The real drama was in semiconductors. AMD absolutely crushed earnings - beat estimates on both revenue and per-share numbers, showed like 40% growth year-over-year. But then the stock tanked 17% anyway because apparently the market had priced in even more. That's the AI hype cycle for you. Meanwhile Amgen had a solid quarter and popped 8% on the news, so at least one stock market winner that day.
What caught my eye was the sector rotation pattern. Tech and comms took it on the chin down 2.2% and 1.6%, but energy and materials rallied hard, up 3.2% and 2.1%. You could see investors rotating out of the expensive stuff into cheaper sectors. The VIX ticked up to 18.64, suggesting some nervousness underneath all this.
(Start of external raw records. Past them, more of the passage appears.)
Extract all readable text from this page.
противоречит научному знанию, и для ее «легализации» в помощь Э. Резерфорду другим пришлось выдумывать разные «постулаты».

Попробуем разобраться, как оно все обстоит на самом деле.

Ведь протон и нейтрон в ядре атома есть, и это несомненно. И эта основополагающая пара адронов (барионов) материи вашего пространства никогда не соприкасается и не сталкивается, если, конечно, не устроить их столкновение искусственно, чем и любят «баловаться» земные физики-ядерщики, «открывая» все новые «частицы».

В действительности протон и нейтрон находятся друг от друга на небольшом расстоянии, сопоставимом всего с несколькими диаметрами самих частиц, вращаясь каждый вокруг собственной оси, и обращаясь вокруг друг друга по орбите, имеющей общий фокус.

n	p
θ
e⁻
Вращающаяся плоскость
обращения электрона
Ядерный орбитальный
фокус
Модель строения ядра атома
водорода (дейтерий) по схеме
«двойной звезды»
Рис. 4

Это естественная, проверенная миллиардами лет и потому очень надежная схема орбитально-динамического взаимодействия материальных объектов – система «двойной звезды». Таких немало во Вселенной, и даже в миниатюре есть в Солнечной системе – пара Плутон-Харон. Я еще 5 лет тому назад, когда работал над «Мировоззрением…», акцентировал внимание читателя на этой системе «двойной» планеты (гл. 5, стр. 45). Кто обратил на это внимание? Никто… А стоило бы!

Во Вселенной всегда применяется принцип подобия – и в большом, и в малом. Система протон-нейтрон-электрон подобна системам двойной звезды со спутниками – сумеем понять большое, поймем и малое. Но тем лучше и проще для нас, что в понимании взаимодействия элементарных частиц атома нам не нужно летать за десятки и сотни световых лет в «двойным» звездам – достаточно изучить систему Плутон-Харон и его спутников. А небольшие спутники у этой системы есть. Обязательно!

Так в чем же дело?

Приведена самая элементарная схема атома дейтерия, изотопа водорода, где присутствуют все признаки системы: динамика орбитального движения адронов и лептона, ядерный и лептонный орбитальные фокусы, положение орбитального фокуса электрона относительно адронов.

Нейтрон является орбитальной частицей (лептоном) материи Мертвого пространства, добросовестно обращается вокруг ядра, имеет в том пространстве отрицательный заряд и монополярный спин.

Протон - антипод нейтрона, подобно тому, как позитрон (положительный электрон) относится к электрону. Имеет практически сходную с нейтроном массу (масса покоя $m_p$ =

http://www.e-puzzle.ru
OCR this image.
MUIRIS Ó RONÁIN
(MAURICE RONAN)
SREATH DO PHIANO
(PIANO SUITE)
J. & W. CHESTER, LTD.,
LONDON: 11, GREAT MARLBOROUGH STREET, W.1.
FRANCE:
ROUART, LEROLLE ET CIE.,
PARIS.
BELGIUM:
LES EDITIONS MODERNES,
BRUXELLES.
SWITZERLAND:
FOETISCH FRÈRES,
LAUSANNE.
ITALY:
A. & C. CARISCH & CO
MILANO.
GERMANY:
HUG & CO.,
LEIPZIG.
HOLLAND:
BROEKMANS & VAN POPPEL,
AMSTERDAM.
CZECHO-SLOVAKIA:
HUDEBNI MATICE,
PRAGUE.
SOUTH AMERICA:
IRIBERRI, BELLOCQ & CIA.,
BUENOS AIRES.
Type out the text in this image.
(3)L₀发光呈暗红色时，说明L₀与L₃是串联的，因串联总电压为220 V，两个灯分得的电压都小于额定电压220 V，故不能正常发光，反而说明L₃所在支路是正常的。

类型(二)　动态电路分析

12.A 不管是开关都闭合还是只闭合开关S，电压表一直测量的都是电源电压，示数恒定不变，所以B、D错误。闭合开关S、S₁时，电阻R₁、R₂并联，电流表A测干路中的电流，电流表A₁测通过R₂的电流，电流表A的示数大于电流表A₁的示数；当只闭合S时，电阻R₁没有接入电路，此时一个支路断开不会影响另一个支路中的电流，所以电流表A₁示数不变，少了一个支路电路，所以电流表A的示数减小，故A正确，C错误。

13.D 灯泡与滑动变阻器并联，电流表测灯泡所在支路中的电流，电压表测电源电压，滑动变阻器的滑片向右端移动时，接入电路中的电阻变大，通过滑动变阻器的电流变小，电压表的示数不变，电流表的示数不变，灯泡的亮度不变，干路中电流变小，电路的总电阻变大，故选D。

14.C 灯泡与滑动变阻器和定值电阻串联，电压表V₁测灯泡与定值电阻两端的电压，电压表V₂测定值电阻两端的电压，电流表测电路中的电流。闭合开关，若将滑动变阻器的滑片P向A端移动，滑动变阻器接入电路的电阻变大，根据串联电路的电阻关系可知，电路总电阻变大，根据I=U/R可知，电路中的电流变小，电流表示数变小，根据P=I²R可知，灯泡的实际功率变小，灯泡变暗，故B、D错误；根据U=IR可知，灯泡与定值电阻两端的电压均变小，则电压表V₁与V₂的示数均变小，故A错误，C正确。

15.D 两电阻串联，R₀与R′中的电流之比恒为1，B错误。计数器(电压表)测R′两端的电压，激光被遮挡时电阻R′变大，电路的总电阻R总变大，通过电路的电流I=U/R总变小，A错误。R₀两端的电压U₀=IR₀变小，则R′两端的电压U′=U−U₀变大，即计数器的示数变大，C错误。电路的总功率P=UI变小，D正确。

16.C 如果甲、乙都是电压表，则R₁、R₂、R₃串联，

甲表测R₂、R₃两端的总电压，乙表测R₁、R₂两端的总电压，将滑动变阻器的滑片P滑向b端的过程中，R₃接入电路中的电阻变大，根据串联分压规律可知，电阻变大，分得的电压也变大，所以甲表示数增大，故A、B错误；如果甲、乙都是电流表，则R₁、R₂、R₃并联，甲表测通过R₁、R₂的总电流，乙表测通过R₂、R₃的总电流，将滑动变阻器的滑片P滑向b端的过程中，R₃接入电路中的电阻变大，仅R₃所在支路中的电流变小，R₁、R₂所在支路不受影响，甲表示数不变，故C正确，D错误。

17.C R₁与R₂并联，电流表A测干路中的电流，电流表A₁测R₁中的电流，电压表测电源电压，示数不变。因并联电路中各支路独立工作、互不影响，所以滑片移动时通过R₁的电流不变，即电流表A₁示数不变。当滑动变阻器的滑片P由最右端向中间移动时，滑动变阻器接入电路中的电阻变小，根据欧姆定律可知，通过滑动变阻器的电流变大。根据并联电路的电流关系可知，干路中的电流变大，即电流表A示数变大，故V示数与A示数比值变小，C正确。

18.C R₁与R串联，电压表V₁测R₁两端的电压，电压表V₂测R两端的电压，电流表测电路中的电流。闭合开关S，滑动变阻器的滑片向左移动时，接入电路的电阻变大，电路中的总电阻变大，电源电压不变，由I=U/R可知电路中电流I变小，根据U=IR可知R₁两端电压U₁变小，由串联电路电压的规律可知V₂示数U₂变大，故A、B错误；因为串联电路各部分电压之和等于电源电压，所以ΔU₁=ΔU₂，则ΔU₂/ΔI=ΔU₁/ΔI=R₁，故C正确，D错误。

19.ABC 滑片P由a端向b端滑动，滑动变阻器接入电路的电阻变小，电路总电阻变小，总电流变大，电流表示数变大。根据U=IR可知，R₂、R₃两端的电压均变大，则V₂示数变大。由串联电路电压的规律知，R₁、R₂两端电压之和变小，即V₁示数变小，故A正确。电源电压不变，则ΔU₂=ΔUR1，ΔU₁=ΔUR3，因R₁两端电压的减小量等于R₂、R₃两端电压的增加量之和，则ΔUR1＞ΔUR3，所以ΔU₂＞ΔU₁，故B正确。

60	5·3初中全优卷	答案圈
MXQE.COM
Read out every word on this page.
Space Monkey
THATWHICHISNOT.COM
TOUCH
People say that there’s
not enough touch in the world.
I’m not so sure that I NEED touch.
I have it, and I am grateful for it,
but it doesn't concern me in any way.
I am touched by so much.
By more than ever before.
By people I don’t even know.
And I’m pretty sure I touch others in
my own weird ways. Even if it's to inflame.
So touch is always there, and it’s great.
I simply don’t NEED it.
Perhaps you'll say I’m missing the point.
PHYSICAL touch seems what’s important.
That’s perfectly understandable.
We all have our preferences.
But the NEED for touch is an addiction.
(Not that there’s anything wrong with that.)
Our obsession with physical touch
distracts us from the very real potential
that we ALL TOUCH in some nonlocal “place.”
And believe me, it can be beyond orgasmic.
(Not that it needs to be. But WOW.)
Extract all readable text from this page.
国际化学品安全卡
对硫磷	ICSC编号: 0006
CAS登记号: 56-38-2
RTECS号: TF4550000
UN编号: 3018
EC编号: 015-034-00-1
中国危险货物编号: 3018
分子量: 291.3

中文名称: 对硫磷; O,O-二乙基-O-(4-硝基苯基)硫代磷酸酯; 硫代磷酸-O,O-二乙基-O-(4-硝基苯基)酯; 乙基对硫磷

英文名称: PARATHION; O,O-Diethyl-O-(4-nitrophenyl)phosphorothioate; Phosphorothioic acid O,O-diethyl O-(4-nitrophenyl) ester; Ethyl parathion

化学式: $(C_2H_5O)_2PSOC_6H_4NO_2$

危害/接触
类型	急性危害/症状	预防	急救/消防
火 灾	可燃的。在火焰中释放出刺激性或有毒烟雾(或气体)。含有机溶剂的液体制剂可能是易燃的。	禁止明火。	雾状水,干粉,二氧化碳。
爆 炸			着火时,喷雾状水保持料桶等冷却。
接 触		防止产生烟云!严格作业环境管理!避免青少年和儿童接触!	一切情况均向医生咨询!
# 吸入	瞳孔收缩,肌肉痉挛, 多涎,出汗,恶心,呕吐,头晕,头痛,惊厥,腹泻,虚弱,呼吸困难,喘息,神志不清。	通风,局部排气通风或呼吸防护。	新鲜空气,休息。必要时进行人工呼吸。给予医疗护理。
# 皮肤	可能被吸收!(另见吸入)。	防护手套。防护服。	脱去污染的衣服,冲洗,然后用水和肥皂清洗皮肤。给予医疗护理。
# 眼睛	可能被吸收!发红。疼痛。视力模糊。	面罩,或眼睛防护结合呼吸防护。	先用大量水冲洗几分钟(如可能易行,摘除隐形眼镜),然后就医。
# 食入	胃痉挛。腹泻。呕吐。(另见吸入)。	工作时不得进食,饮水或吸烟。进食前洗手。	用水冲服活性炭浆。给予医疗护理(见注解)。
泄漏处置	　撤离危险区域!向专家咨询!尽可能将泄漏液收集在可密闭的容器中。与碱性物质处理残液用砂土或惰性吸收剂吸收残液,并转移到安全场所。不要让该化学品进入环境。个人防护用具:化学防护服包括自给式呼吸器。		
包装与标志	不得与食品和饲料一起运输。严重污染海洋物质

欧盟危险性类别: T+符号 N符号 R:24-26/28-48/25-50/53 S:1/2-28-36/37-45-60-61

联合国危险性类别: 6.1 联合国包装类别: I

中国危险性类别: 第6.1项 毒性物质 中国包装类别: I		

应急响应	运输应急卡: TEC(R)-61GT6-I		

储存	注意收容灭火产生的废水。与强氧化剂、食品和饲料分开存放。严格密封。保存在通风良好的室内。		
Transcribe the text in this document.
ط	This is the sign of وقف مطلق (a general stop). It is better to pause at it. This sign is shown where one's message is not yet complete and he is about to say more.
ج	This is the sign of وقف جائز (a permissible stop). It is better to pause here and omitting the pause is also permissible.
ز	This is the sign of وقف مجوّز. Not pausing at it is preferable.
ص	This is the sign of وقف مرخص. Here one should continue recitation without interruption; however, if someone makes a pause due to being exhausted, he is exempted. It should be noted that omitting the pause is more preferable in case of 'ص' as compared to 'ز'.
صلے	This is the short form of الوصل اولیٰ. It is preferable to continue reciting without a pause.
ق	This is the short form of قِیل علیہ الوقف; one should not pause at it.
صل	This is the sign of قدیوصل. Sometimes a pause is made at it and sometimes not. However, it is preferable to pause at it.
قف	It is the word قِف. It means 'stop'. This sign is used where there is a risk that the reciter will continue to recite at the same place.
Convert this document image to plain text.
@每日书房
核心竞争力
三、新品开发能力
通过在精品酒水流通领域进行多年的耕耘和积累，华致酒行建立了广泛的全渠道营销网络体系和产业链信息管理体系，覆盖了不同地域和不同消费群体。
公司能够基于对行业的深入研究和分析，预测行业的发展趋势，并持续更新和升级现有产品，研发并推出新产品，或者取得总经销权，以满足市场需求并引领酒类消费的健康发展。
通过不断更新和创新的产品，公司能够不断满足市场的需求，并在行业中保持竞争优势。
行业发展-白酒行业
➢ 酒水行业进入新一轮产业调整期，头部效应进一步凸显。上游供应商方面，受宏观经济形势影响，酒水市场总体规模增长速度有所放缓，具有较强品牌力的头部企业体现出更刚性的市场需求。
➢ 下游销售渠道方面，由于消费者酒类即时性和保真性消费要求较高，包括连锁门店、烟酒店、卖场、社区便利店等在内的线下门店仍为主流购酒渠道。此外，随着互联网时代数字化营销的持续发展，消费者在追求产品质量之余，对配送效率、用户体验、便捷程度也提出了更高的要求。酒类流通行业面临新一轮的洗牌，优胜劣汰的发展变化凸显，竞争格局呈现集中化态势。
On the economic side, job growth was softer than expected - private payrolls only added 22k in January versus the 45k consensus. Wage growth stayed elevated at 4.5% year-over-year though. Service sector PMI came in slightly below expectations at 53.8%, still showing expansion but nothing spectacular.
The stock market was definitely in a mood that day - almost 25 billion shares traded, higher than the 20-day average. You had the Nasdaq hitting 218 new highs but also 318 new lows, which tells you how much dispersion there was under the surface. Days like this remind me why diversification matters in a stock market that keeps throwing curveballs.